“I can feel it. These are going to be good,” says Michael Greene, bouncing the palm-sized disc of dough in his hand before setting it atop a jumbo baking sheet. “These biscuits are lighter than they appear.”
Greene grew up on these old-time fluffy “cat-head biscuits” that have been a Matthews Cafeteria signature for six decades. He learned to make them by watching the cooks mix, roll, cut, and bake some 300 to 500 a day in a sprawling old basement kitchen where he has spent much of his life.
The recipe calls for three ingredients: self-rising White Lily flour, a commercial lard-shortening blend for flavor and flakiness (at home, you can use a combo of both), and buttermilk (Greene uses fat-free because he says milk fat is more prone to burn at high temperatures).
As for technique, it’s all about the hands. A big bowl, a biscuit cutter, and a large baking sheet are the only equipment he needs; his hands do the blending, the stirring, the shaping, and the patting (no kneading and rolling, which toughen the dough). Any scraps become a thin pastry topping for the daily cobbler. When the timer goes off, Greene removes the golden-brown biscuits from the oven. “These are money,” he says, beaming. “I can tell by the dimples on top.”
Difficulty: 2 out of 5
1 Place 5 ½ cups flour in a large bowl. Mix together 5 Tbsp. lard and 5 Tbsp. shortening; add to flour. Mix until texture resembles coarse cornmeal, with some pieces the size of a small pea.
2 Form a well in the center of the bowl. Pour in 2 cups fat-free buttermilk. Pull in the flour from the sides of the bowl toward the center, turning the bowl as you go. Fold until fully incorporated. Mixture should be slightly sticky.
3 On a generously floured work surface, gently pat the dough with your fingers from the inside out to form a round disc about 1 to 1 ½ inches thick. (Thinner will yield a smaller, crispier biscuit.) Brush off excess flour.
4 Coat a baking sheet with nonstick spray. Cut out biscuits with biscuit cutter. Gather scraps into a ball, cover with plastic wrap, and refrigerate or freeze.
5 Arrange biscuits on the baking sheet so that they’re barely touching. Brush tops with melted butter. Bake for 15 to 18 minutes at 475°F, until lightly browned on top. Remove and serve. Makes 9 to 12 large biscuits.
Like many a traditional Southern baker, Greene swears by White Lily flour. It’s milled from pure soft red winter wheat and has a lower gluten content than most other flours, yielding lighter, flakier, and more tender products. He uses self-rising flour, which has added leavening and salt, to ensure a consistent flavor and texture.

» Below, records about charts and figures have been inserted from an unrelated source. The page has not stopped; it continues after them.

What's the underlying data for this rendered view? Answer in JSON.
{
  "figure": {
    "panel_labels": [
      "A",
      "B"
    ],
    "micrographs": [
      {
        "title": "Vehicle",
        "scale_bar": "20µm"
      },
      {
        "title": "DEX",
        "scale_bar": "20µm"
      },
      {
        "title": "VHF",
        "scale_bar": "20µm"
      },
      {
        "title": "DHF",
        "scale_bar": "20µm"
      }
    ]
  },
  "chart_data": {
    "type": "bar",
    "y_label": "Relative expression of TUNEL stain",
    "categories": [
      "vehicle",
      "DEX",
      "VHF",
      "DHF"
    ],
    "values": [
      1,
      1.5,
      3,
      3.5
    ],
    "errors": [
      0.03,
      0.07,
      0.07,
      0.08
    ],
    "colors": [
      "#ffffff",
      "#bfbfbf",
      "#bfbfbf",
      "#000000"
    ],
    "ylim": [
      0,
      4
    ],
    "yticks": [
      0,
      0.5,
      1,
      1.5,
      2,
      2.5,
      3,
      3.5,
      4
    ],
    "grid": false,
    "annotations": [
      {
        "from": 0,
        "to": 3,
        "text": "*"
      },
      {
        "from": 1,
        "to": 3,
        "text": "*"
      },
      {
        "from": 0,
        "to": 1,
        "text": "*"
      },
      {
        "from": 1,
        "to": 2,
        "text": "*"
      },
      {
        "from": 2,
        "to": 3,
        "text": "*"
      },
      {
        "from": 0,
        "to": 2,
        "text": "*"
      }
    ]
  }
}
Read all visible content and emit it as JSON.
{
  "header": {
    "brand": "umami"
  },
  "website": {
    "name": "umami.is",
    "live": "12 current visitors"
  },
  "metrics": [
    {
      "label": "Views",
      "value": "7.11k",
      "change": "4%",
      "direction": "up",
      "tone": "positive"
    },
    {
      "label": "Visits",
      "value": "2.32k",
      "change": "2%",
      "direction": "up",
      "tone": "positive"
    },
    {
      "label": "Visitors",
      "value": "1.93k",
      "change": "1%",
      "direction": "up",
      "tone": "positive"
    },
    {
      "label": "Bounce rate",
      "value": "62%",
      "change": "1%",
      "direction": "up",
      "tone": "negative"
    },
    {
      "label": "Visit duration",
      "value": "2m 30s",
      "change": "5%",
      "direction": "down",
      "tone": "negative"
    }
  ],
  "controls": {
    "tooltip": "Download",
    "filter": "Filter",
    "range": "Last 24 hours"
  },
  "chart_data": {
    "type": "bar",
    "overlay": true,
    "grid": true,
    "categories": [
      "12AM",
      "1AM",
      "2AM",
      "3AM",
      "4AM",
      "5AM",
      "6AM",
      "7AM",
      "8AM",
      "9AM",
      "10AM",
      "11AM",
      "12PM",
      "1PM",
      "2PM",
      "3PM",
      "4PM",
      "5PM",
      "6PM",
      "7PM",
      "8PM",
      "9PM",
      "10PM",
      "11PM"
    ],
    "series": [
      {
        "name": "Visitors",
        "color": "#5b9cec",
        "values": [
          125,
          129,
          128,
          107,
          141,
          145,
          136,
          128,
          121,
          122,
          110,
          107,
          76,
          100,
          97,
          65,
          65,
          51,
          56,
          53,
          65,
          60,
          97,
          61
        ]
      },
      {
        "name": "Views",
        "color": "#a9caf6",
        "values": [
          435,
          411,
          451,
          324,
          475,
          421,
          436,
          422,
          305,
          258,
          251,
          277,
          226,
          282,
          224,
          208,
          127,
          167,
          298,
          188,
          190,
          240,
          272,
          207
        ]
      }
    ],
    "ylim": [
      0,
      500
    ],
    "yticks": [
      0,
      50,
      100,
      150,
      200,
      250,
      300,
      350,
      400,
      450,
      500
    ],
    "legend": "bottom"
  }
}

Bonus Recipe: Matthews’ Peach Cobbler
1/2 recipe biscuit dough
2 pounds peaches, peeled and sliced (fresh or frozen, thawed)
1 1/3 cups self-rising flour
2 cups sugar, plus 2 to 3 Tbsp for sprinkling
3 cups cold water
3/4 cup (1 1/2 sticks) melted butter or margarine
Preheat oven to 350 degrees. Remove biscuit dough from refrigerator, unwrap, and roll out on a lightly floured surface to about 1/4 inch thick.
Place peaches in a 9×13-inch baking dish. Sprinkle with flour, 2 cups sugar, and water; toss well. Stir in 1/2 cup melted butter and spread mixture evenly in dish. Cut a piece of dough large enough to fit over the top of the pan (or cover with strips of dough for a more rustic look). Brush with butter, and sprinkle with sugar. Bake about 1 hour, until browned and bubbly.
Makes 10 to 12 servings
As a kid growing up in Tucker, Greene used to grumble about spending summers working at Matthews Cafeteria—an old school meat-and-three that his maternal grandfather, Bill Matthews, opened in 1955. But even then he felt responsible for the family legacy, and after graduating from the University of Georgia, he joined his parents, Charles and Alice Greene, at the restaurant.
Although Greene likes to experiment with new flavors when he’s off duty, his steadfast adherence to the tried-and-true recipes—and an unwillingness to alter the proudly unhip red-and-white-checked-tablecloth ambience—is a point of pride.